Yukos’ travails continue to elicit contradictory responses in the West. The Committee on Legal Affairs and Human Rights of the Parliamentary Assembly of the Council of Europe (PACE) on November 18 adopted a report prepared by former German Justice Minister Sabine Leutheusser-Schnarrenberger stating that the circumstances surrounding the arrest and prosecution of top Yukos executives strongly suggest that they were “arbitrarily singled out” by the Russian authorities, violating the principle of equality before the law. According to PACE’s website, the report, which was based on a legal analysis of the facts surrounding the arrests and prosecutions of former Yukos executives Mikhail Khodorkovsky, Platon Lebedev and Alexei Pichugin, found that their prosecutions went beyond the mere pursuit of justice to include such elements as “to weaken an outspoken political opponent, intimidate other wealthy individuals, and regain control of strategic economic assets.” Khodorkovsky and Lebedev have been charged, among other things, with fraud and tax evasion, while Pichugin has been charged with murder. The have been in jail since October, July, and June of 2003, respectively.
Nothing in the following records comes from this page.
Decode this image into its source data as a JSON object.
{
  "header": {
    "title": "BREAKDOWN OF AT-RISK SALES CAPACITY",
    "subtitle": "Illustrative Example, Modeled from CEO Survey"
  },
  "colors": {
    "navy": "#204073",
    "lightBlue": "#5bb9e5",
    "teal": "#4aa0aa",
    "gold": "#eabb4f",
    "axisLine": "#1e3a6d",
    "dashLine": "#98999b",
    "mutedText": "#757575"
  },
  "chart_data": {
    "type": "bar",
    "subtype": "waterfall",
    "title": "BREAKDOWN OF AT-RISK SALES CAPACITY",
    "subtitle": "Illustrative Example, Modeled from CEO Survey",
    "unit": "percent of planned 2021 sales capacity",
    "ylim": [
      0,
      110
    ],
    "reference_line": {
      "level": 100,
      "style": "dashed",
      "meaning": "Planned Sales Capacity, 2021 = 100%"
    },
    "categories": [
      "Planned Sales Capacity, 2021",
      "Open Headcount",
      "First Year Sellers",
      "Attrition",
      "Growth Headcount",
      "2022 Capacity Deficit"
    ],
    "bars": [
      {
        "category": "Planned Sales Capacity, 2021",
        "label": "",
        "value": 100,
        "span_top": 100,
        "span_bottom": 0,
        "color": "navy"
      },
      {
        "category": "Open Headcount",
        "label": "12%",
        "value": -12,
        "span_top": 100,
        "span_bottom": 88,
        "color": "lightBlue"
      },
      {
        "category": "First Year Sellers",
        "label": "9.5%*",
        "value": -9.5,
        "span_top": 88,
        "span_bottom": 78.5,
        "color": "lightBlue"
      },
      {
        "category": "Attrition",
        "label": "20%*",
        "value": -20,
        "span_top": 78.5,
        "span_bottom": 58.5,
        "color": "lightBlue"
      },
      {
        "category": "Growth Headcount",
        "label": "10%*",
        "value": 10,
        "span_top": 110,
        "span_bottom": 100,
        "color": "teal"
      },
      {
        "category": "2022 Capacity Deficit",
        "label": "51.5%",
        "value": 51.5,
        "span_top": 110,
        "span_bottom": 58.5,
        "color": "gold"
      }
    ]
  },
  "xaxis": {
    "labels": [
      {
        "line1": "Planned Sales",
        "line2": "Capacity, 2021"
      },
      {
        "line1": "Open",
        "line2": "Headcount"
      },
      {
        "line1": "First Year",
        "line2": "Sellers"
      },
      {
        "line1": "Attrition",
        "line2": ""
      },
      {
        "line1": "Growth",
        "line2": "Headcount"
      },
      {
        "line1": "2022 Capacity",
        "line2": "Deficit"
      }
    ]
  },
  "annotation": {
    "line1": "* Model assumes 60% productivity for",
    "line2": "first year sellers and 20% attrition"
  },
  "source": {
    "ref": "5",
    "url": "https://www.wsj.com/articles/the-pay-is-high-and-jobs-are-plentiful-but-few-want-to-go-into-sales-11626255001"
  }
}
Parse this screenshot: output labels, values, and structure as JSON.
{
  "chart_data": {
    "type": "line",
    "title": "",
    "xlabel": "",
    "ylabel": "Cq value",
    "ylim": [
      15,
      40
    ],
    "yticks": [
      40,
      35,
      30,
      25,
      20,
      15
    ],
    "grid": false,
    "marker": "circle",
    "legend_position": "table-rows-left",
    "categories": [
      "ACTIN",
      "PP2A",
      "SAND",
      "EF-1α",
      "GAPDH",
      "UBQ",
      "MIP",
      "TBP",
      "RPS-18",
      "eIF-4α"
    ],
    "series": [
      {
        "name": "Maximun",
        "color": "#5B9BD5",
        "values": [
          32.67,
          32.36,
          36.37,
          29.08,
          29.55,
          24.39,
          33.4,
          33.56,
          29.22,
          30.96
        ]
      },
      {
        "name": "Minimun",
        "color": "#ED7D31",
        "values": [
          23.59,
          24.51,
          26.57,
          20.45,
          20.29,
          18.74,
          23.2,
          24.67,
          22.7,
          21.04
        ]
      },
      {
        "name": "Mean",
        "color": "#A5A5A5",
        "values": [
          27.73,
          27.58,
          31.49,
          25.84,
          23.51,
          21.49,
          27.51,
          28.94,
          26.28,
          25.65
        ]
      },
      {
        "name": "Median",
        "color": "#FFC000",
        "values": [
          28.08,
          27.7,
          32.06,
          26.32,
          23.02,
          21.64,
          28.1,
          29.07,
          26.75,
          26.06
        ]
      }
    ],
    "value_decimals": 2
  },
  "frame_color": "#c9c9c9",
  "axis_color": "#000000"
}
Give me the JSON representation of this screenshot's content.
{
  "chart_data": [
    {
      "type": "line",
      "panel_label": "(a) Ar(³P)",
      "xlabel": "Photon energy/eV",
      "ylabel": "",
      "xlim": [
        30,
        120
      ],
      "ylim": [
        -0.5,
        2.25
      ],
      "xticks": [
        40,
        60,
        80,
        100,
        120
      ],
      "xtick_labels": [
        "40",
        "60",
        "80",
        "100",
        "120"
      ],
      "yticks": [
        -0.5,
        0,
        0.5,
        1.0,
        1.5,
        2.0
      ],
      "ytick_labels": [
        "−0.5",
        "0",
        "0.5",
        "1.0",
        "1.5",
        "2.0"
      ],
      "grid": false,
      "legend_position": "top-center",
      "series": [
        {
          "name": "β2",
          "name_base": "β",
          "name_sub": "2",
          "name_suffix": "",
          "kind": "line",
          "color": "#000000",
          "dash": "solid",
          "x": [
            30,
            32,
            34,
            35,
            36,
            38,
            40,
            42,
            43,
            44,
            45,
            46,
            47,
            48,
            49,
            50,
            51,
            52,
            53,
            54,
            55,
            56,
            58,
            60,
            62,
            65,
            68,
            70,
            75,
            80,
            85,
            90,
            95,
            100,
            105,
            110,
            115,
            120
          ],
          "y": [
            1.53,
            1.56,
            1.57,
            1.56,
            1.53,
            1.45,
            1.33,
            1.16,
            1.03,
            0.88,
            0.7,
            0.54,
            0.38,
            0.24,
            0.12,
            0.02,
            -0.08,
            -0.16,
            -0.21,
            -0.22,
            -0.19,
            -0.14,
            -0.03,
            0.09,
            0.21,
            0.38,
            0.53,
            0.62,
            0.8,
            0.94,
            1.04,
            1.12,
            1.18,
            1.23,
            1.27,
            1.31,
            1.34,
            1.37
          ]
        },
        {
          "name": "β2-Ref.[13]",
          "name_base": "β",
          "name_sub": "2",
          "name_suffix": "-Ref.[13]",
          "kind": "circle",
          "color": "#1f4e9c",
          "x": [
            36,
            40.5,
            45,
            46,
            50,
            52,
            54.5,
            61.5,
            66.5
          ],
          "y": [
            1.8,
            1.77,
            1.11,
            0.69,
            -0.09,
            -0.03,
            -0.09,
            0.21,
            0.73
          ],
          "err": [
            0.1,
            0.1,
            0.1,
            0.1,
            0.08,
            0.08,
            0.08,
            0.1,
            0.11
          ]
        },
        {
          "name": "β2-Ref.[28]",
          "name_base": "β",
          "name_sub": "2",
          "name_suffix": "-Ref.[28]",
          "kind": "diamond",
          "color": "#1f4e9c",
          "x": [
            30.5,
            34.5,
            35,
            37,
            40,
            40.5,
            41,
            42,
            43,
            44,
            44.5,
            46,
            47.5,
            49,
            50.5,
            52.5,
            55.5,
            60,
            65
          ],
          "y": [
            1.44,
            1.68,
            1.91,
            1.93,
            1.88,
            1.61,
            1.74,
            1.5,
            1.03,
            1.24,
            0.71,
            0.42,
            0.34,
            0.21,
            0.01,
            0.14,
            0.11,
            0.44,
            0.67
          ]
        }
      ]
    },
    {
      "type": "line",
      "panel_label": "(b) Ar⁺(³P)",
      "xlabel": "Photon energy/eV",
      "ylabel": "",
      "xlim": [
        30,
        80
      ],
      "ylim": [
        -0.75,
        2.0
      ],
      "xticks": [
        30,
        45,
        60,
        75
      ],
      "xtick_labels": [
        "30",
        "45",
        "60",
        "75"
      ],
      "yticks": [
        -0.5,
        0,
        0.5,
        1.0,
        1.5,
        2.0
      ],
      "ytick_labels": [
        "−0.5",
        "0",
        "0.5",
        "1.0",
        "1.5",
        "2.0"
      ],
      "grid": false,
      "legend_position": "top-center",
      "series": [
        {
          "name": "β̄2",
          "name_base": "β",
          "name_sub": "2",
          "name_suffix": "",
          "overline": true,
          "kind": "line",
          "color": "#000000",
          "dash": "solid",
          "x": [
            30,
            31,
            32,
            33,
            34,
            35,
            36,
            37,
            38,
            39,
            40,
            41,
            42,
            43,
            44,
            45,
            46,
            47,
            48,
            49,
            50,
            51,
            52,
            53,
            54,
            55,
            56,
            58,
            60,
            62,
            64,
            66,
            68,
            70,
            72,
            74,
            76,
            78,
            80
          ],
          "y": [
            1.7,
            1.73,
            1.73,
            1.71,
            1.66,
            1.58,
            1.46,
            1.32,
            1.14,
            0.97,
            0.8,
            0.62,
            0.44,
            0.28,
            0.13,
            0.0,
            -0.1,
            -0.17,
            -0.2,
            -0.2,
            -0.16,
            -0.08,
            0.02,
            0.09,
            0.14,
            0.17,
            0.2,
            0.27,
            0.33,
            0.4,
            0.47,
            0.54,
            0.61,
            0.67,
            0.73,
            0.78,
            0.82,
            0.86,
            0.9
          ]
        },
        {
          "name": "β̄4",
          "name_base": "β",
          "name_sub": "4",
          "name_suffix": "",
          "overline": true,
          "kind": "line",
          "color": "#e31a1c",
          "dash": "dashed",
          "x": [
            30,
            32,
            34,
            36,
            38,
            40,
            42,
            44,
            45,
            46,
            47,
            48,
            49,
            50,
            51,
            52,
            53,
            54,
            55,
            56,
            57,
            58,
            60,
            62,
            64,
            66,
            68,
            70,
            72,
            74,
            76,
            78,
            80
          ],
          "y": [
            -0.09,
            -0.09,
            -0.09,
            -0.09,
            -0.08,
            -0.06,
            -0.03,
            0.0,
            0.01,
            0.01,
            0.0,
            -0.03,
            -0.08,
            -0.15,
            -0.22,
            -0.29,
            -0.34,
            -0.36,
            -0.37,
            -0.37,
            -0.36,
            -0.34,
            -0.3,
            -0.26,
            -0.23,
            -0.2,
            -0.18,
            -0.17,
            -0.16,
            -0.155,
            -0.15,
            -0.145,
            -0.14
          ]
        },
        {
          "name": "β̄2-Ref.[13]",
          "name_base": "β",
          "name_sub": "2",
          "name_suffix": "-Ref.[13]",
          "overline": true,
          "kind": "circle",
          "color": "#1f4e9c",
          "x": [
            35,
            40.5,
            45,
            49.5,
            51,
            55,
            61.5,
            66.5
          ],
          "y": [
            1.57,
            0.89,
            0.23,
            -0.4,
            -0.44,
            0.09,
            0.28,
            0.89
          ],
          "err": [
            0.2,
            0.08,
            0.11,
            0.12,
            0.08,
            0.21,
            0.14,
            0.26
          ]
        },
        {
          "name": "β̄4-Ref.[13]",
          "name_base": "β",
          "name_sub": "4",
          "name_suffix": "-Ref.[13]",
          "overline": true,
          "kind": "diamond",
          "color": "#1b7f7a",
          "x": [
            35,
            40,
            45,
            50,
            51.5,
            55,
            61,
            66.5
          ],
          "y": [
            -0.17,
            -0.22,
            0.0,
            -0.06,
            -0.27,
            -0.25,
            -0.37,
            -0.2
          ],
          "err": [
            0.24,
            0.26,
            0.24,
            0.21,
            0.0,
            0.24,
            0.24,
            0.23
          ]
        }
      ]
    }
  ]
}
The European parliamentarians said in a draft resolution that the actions against the Yukos executives bore the hallmarks of “a coordinated attack by the state.” The parliamentarians also said that the legal proceedings against the Yukos executives were replete with “shortcomings in medical attention,” delays that prevented their lawyers from “entering into contact with them,” “denial of access of defense lawyers to the court-room,” “search and seizure of defense documents and alleged eavesdropping of defense lawyers,” and “unjustified restrictions on the publicity of certain court proceedings.” Russian members of the PACE committee, however, issued a dissenting opinion, stating that the report was “based only on the opinion of the defense.”

While the PACE committee was raising alarms about the Yukos case, Fitch Ratings announced that it had raised its Russia sovereign rating to investment grade. The international credit rating agency said that the upgrade was testimony to Russia’s “remarkable improvement in creditworthiness over recent years.” Russia’s “exceptional macroeconomic performance, helped by high oil prices and broadly prudent fiscal policy,” is “continuing to lead to marked declines in its public and external debt ratios, a massive accumulation of foreign exchange reserves and a build-up in its oil stabilization fund,” Fitch’s stated. It added that while the Yukos affair “is a clear negative development that raises concerns about the robustness of property rights and the commitment to further market-orientated reforms . . . worries that it signaled the start of a more general campaign of property redistribution have not been realized nor has its escalation this year precipitated an acceleration of gross capital flight, which after jumping in the third quarter of last year, appears to have stabilized at around $6 billion a quarter”(Prime-Tass, November 18).

President Vladimir Putin’s economic aide, Andrei Illarionov, recently warned that the campaign against Yukos “is starting to have economic consequences” and should be halted (see EDM, November 12).